そりゃさ、可愛い女の子が猫耳だったら萌えるけどさ、私みたいなおばさんが猫耳でも誰も萌えないでしょ。っていうか、公害かもしんない。

猫耳は可愛い子がつけるから可愛いんだよ………。

って、こんな耳じゃ恥ずかしくて王都を歩けないよ。

ということで、必然的に猫耳が引っ込むまで王都の散策はお預けだ。

折角いろいろ見て回ろうと思っていたのになぁ。残念。

 

『マユお揃いなのー。』

 

『お揃いなのー。』

 

『嬉しいのー。』

 

マーニャたちは私の猫耳を見て嬉しそうに飛び跳ねている。

それから、私のそばに来てザラザラとした小さな舌で私の耳を丁寧に舐めてくる。

 

「くすぐったいよ、マーニャ、クーニャ、ボーニャ。」

 

そう言うとマーニャたちは舐めるのを辞めて、私の足にすりすりと頭をこすり付けてくる。

どうやらお揃いの耳というのが嬉しかったようだ。

プーちゃんが魔力を込めたら猫耳が生えたのだから、もしかしてユキさんにあげた化粧水の効果も猫耳が生えるというものだったのだろうか。

でも、それなら教えてくれてもいいものだけれども………。

しかも長年の夢だったとか。猫耳が長年の夢?にわかに信じられないけど。

まあ、ユキさんとっても可愛い人だったし。猫耳似合うだろうなぁ。

 

『たまにはプーちゃんもいい仕事するのー。』

 

『プーちゃん偉いのー。』

 

『ご褒美なのー。』

 

マーニャたちはとてもご機嫌のようで、長い尻尾をゆったりと左右に揺らしている。

よかったね。プーちゃん。

プーちゃんの仕事が認められたみたいだよ。

でも、この化粧水って売れるのだろうか。

マーニャたちは私に猫耳が生えたことを嬉しがっているが、正直とても私には似合っていないと思うので今後、飲むことはないだろう。

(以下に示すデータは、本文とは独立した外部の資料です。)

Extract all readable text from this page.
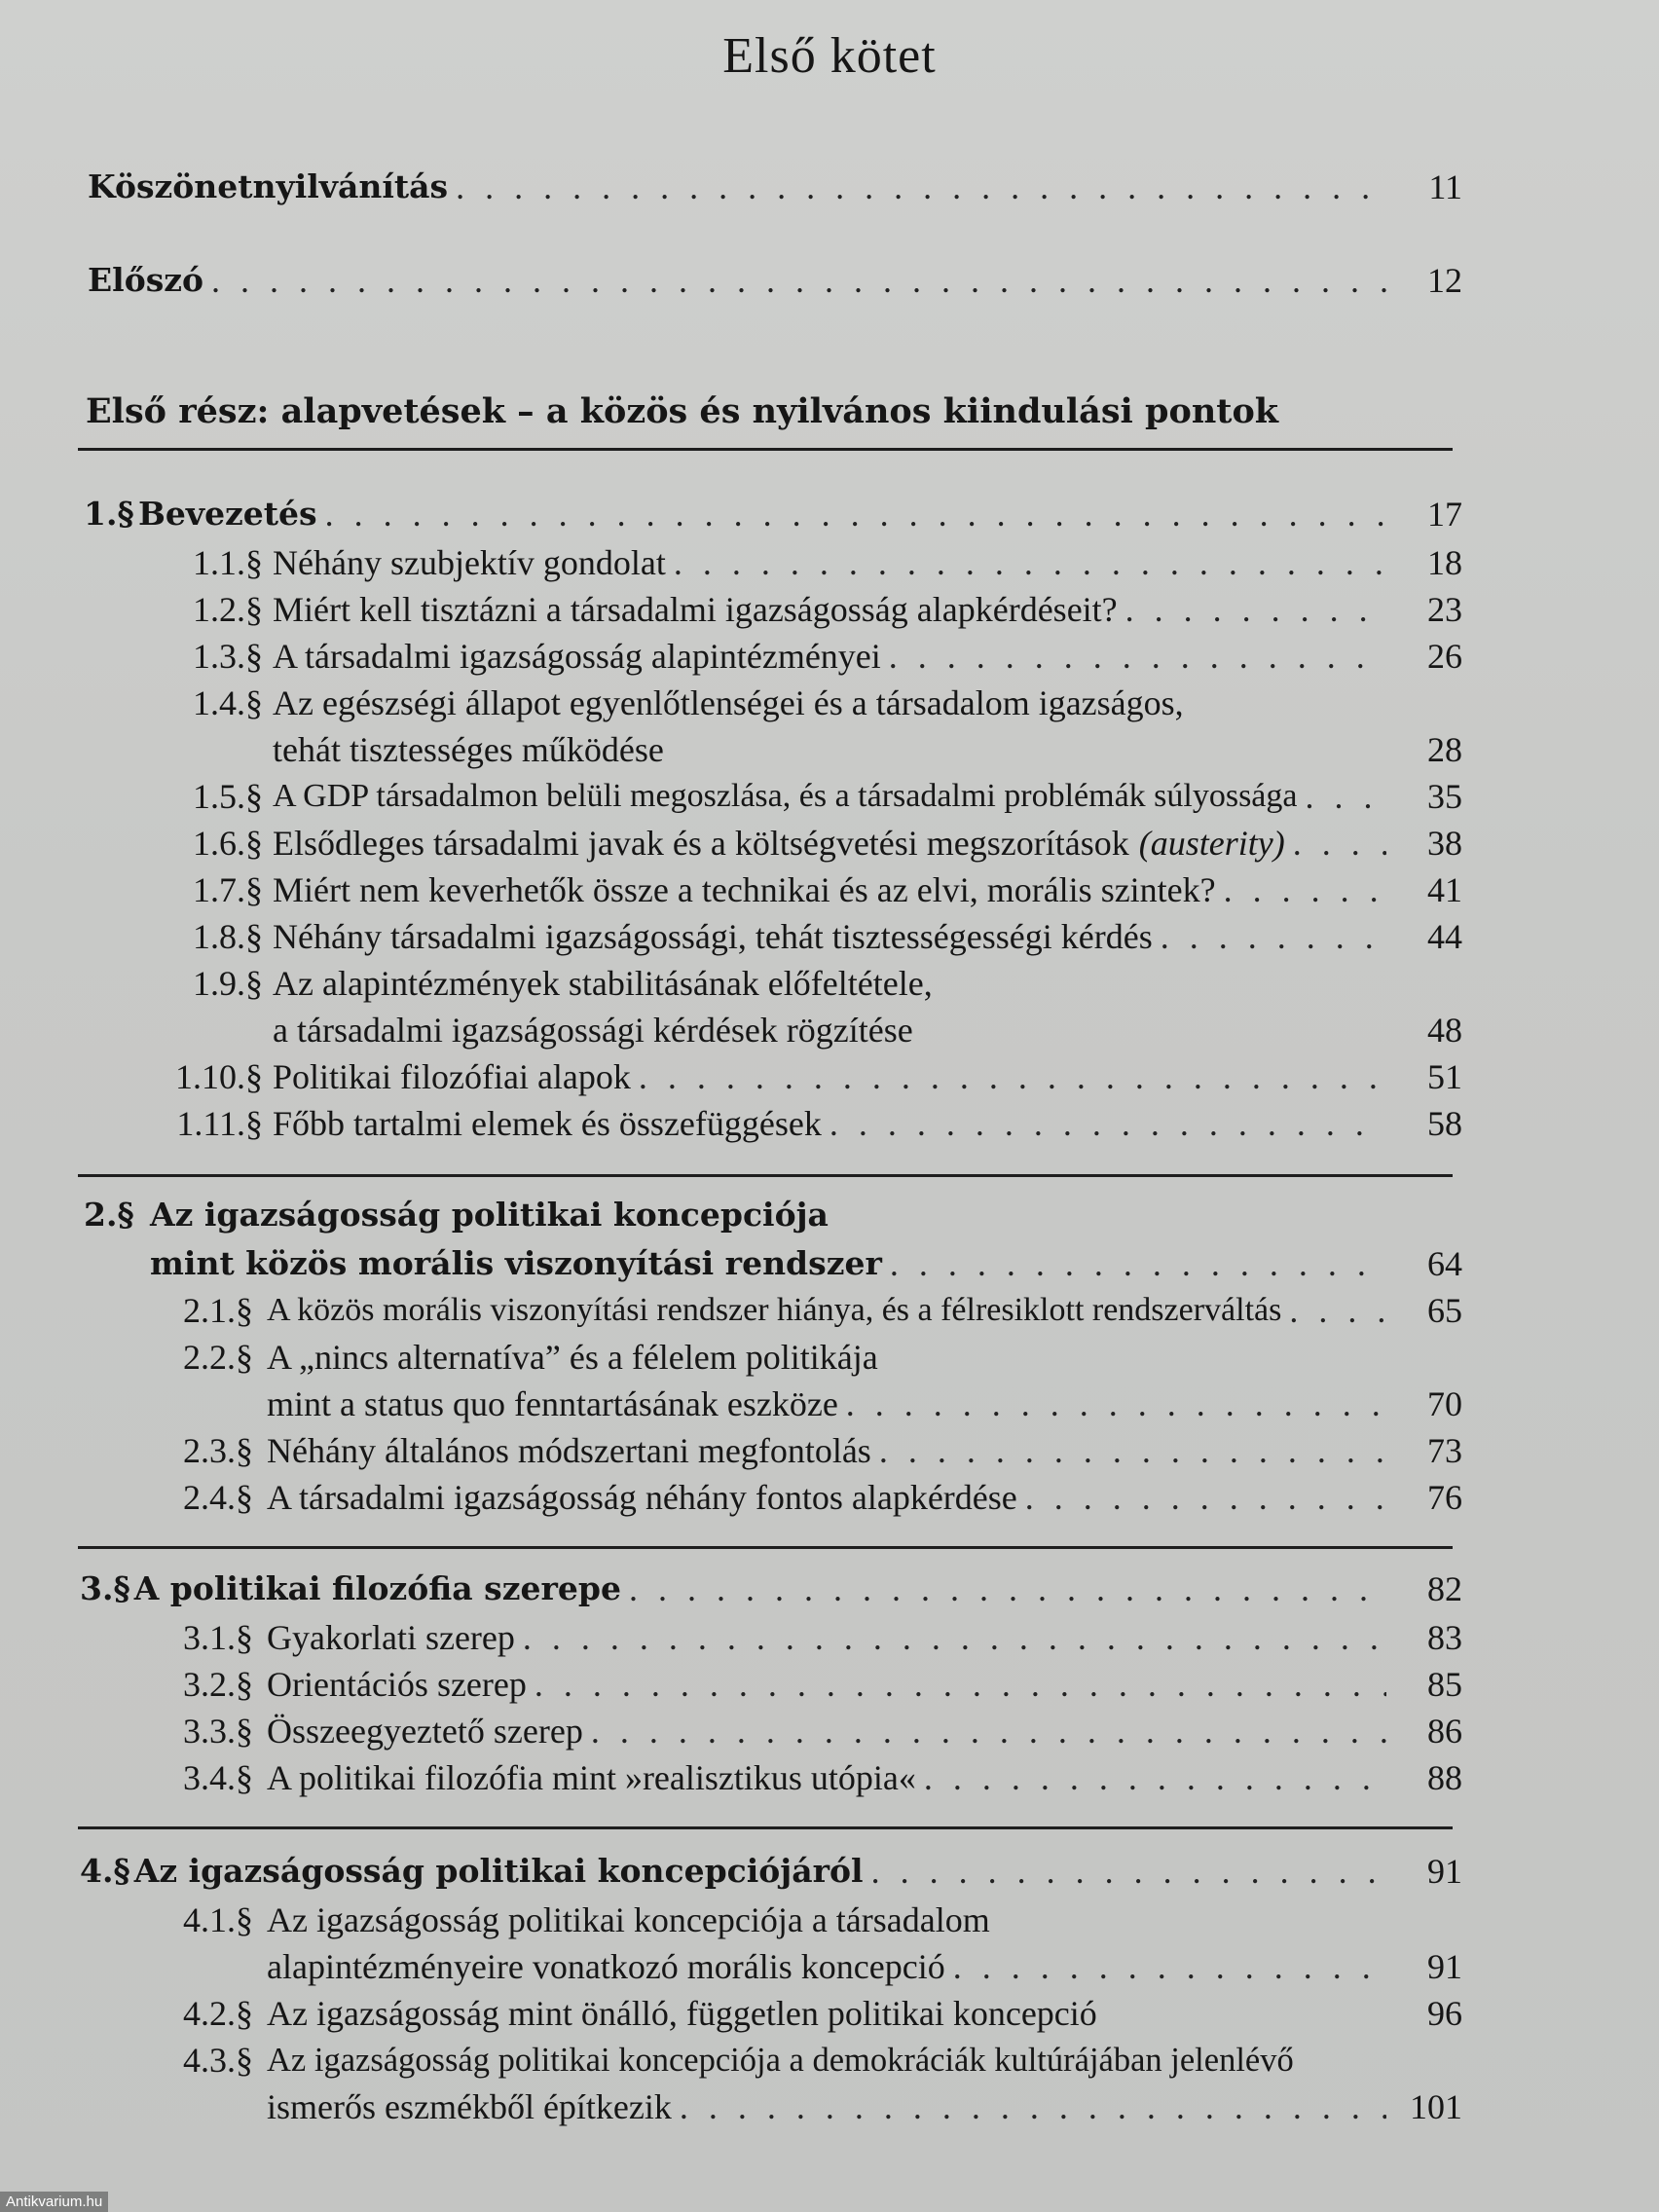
Első kötet
Köszönetnyilvánítás . . .	11
Előszó . . .	12
Első rész: alapvetések – a közös és nyilvános kiindulási pontok
1.§ Bevezetés . . .	17
1.1.§ Néhány szubjektív gondolat . . .	18
1.2.§ Miért kell tisztázni a társadalmi igazságosság alapkérdéseit? . . .	23
1.3.§ A társadalmi igazságosság alapintézményei . . .	26
1.4.§ Az egészségi állapot egyenlőtlenségei és a társadalom igazságos,
tehát tisztességes működése	28
1.5.§ A GDP társadalmon belüli megoszlása, és a társadalmi problémák súlyossága . . .	35
1.6.§ Elsődleges társadalmi javak és a költségvetési megszorítások (austerity) . . .	38
1.7.§ Miért nem keverhetők össze a technikai és az elvi, morális szintek? . . .	41
1.8.§ Néhány társadalmi igazságossági, tehát tisztességességi kérdés . . .	44
1.9.§ Az alapintézmények stabilitásának előfeltétele,
a társadalmi igazságossági kérdések rögzítése	48
1.10.§ Politikai filozófiai alapok . . .	51
1.11.§ Főbb tartalmi elemek és összefüggések . . .	58
2.§ Az igazságosság politikai koncepciója
mint közös morális viszonyítási rendszer . . .	64
2.1.§ A közös morális viszonyítási rendszer hiánya, és a félresiklott rendszerváltás . . .	65
2.2.§ A „nincs alternatíva” és a félelem politikája
mint a status quo fenntartásának eszköze . . .	70
2.3.§ Néhány általános módszertani megfontolás . . .	73
2.4.§ A társadalmi igazságosság néhány fontos alapkérdése . . .	76
3.§ A politikai filozófia szerepe . . .	82
3.1.§ Gyakorlati szerep . . .	83
3.2.§ Orientációs szerep . . .	85
3.3.§ Összeegyeztető szerep . . .	86
3.4.§ A politikai filozófia mint »realisztikus utópia« . . .	88
4.§ Az igazságosság politikai koncepciójáról . . .	91
4.1.§ Az igazságosság politikai koncepciója a társadalom
alapintézményeire vonatkozó morális koncepció . . .	91
4.2.§ Az igazságosság mint önálló, független politikai koncepció	96
4.3.§ Az igazságosság politikai koncepciója a demokráciák kultúrájában jelenlévő
ismerős eszmékből építkezik . . .	101
Antikvarium.hu
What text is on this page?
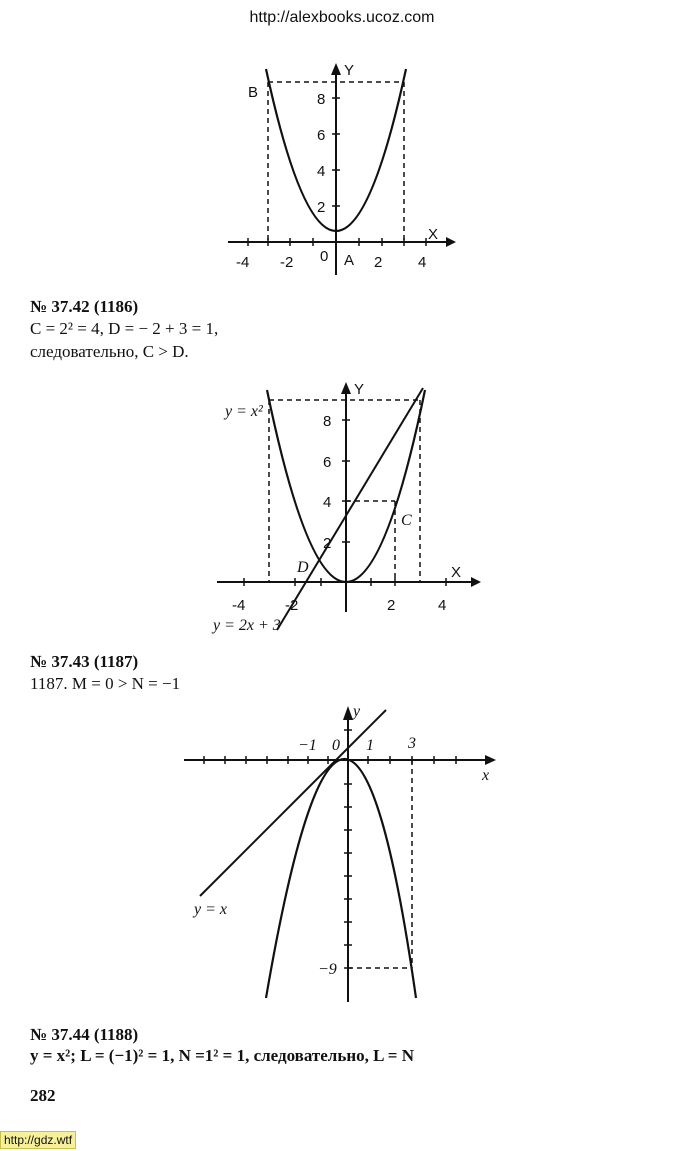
http://alexbooks.ucoz.com
X
Y
B
A
-4 -2 0	2 4
2
4
6
8
№ 37.42 (1186)
C = 2² = 4, D = − 2 + 3 = 1,
следовательно, C > D.
X
Y
-4	-2	2	4
2
4
6
8
y = x²
y = 2x + 3
D
C
№ 37.43 (1187)
1187. M = 0 > N = −1
x
y
−1 0 1 3
−9
y = x
№ 37.44 (1188)
y = x²; L = (−1)² = 1, N =1² = 1, следовательно, L = N
282
http://gdz.wtf
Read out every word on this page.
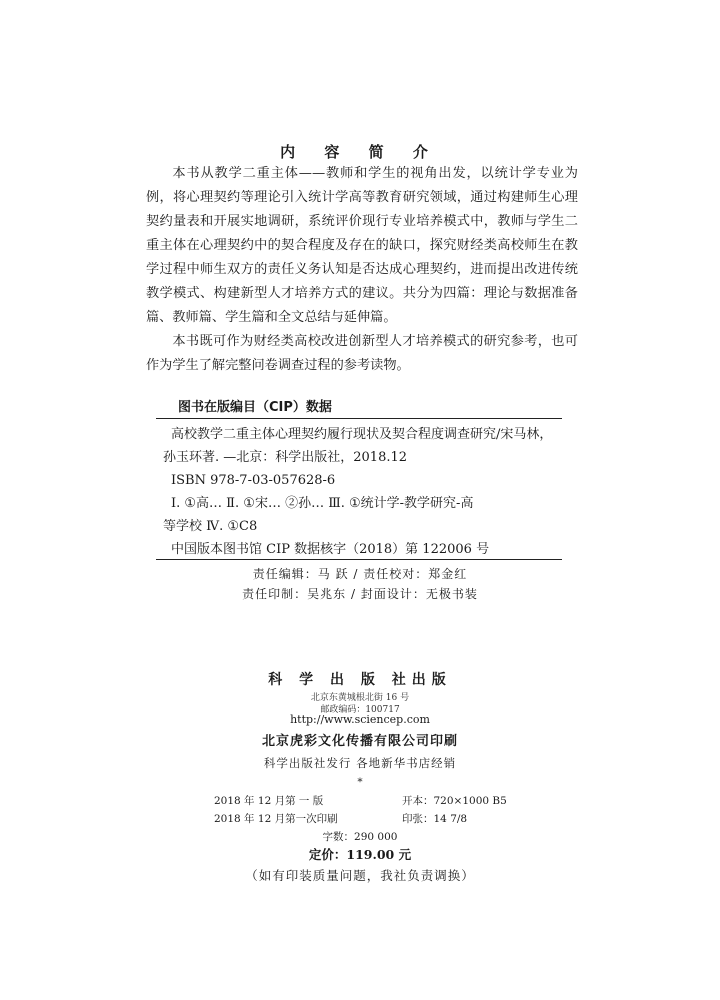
内 容 简 介

本书从教学二重主体——教师和学生的视角出发，以统计学专业为例，将心理契约等理论引入统计学高等教育研究领域，通过构建师生心理契约量表和开展实地调研，系统评价现行专业培养模式中，教师与学生二重主体在心理契约中的契合程度及存在的缺口，探究财经类高校师生在教学过程中师生双方的责任义务认知是否达成心理契约，进而提出改进传统教学模式、构建新型人才培养方式的建议。共分为四篇：理论与数据准备篇、教师篇、学生篇和全文总结与延伸篇。

本书既可作为财经类高校改进创新型人才培养模式的研究参考，也可作为学生了解完整问卷调查过程的参考读物。

图书在版编目（CIP）数据
高校教学二重主体心理契约履行现状及契合程度调查研究/宋马林，
孙玉环著. —北京：科学出版社，2018.12
ISBN 978-7-03-057628-6
Ⅰ. ①高… Ⅱ. ①宋… ②孙… Ⅲ. ①统计学-教学研究-高
等学校 Ⅳ. ①C8
中国版本图书馆 CIP 数据核字（2018）第 122006 号
责任编辑：马 跃 / 责任校对：郑金红
责任印制：吴兆东 / 封面设计：无极书装
科 学 出 版 社出版
北京东黄城根北街 16 号
邮政编码：100717
http://www.sciencep.com
北京虎彩文化传播有限公司印刷
科学出版社发行 各地新华书店经销
*
2018 年 12 月第 一 版	开本：720×1000 B5
2018 年 12 月第一次印刷	印张：14 7/8
字数：290 000
定价：119.00 元
（如有印装质量问题，我社负责调换）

先ほどの魔道具やの女性店員さん(名前を聞くのを忘れた)の情報だと飲む化粧水を欲しがる人はいるらしい。まあ、猫耳がつくって付属効果は需要があるかわらからないけど、一度オークションに出してみようかな。

確か、この部屋にも転送ボックスがあったはず………。

転送ボックスを探すとすぐに見つかった。部屋の入り口のすぐ脇に置かれていたのだ。

さっそく、9本の化粧水を転送ボックスに入れる。

 

『はろぉ~。遅いわよぉ~。化粧水ないのかってぇ~問合せがぁ~殺到しているわよぉ~。口コミってぇ~恐ろしいわねぇ~。』

 

転送ボックスに化粧水を入れたらすぐに鑑定士さんからの念話が届いた。

どうやら、化粧水を待っていたようだ。

 

『そんでぇ~。今回のぉ~化粧水はぁ~鑑定するけどぉ~。これぇ~、やばくね?今回もぉ~オークションにぃ~なりますぅ~。』

 

「オークションにはなるかと思っていたけれど、やばいって?」

 

『うふっ。だってぇ~、みんなのぉ~憧れぇ~、猫耳よぉ~?今回はぁ~黒い~猫耳限定ぇ~みたいだけれどぉ~。これはぁ~殺到するわよぉ~。オークション~楽しみねぇ~。』